I've done some super specific tests (watching a clock and counting rotations) to figure out my angular velocity ω. With my arms held inward, I make five rotations in seven seconds, resulting in an average angular velocity ω1 of 4.488 rad/second. With arms outstretched, I make five rotations in twelve seconds, resulting in an average angular velocity ω2 of approximately 0.417 rotations/second, or 2.618 rad/second.

Now, in both situations, my momentum should be approximately the same - L = Iω, where I is my moment of inertia and L is my angular momentum. To figure out my moment of inertia in the first case, I have to cheat a little and assume I'm a uniformly distributed cylinder. I'll assume the chair I'm using weighs about forty pounds, since it's a computer chair with plenty of steel on it, and seems to weigh about 3-4 times what my ten pound weight weighs. Added with me, that's about 92 kilograms. The me plus chair system has a varying radius, but I'll assume it averages at about fourteen inches, or 0.3556 meters. Thus, the moment of inertia is:

I1 = (mr^2)/2 = (92 kg)(0.3556 m)^2 / 2 = 5.816 kg-m^2

My angular momentum in the first case is therefore:

L = (5.816 kg-m^2)(4.488 rad/s) = 26.106 kg-m^2/s

And I can find out my moment of inertia in the second case by using the same equation:

26.106 kg-m^2/s = I2*(2.618 rad/s)
I2 = (26.106 kg-m^2/s)/(2.618 rad/s)
I2 = 9.97 kg-m^2

The only thing different between the two situations in a practical sense is the radius of my arms; we can find how much I "spread out" my weight with:

9.97 kg-m^2 = (92 kg)(r^2)/2
r^2 = 0.216 m^2
r = 0.466 m

Essentially, it's like my weight was "spread out" by a factor of 1.31 in the second scenario. This seems pretty realistic. Though my arms are a small part of my weight, my "wingspan" is fairly significant and the weight of my outstretched arms can add a lot to the moment of inertia. Think of it like a see-saw, where the further you are from the middle, the more upward force you exert on your partner's side.
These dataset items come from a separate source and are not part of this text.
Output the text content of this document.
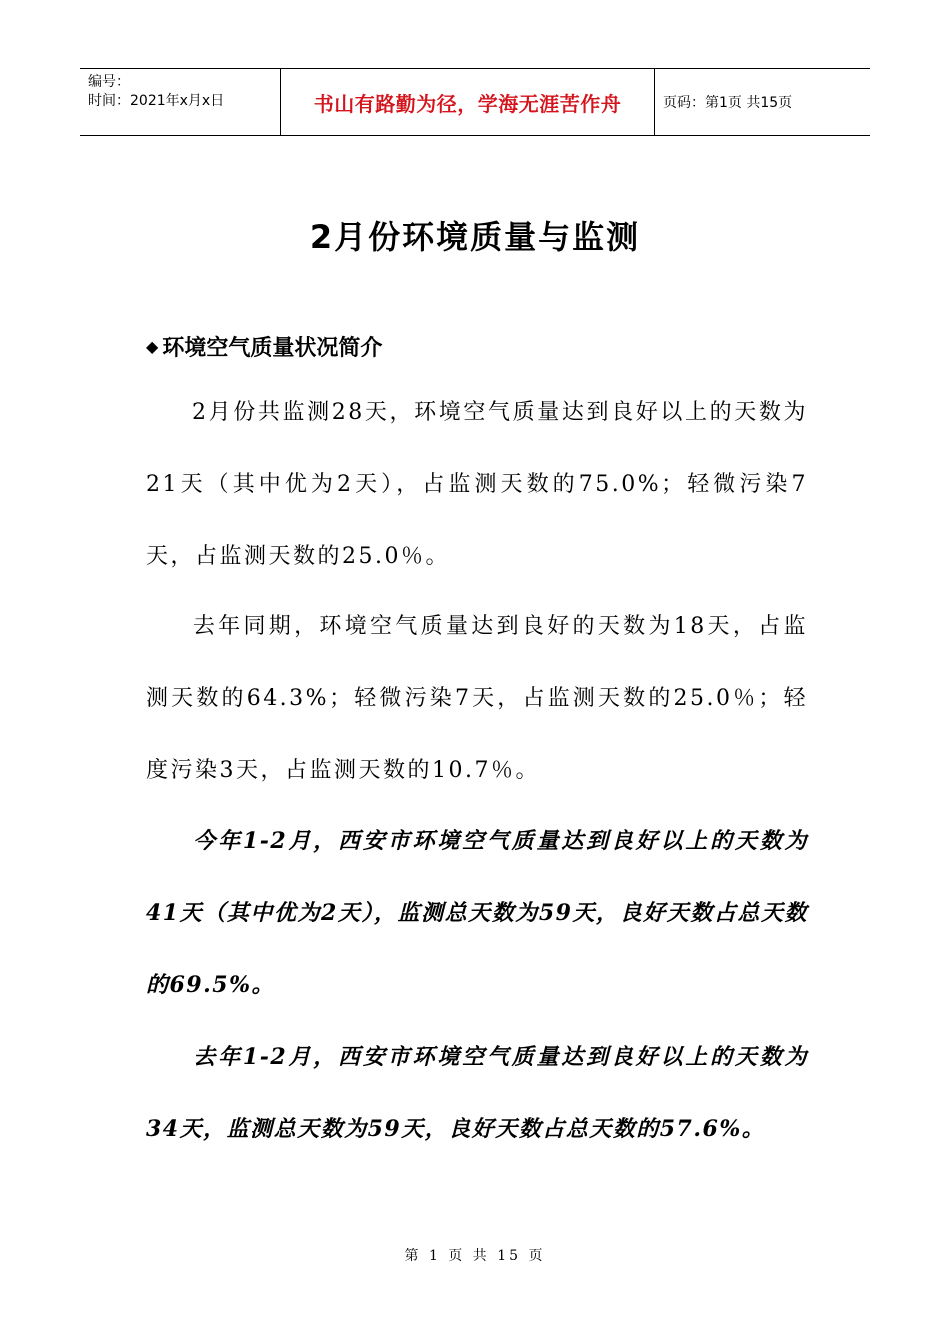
编号：
时间：2021年x月x日	书山有路勤为径，学海无涯苦作舟	页码：第1页 共15页
2月份环境质量与监测
◆ 环境空气质量状况简介

2月份共监测28天，环境空气质量达到良好以上的天数为21天（其中优为2天），占监测天数的75.0%；轻微污染7天，占监测天数的25.0％。

去年同期，环境空气质量达到良好的天数为18天，占监测天数的64.3%；轻微污染7天，占监测天数的25.0％；轻度污染3天，占监测天数的10.7％。

今年1-2月，西安市环境空气质量达到良好以上的天数为41天（其中优为2天），监测总天数为59天，良好天数占总天数的69.5%。

去年1-2月，西安市环境空气质量达到良好以上的天数为34天，监测总天数为59天，良好天数占总天数的57.6%。

第 1 页 共 15 页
Error could be introduced by my shoddy timekeeping, pushing with more or less force in either scenario, and the friction and air resistance differences in the two situations. When my arms are outstretched, air resistance can play a big part. Friction will also obviously have more effect on the second scenario, since I'm spinning for longer. Also I'm not a cylinder. Oh well though, it was just for fun. Need to do some good math here and there, even if it's just a little algebra.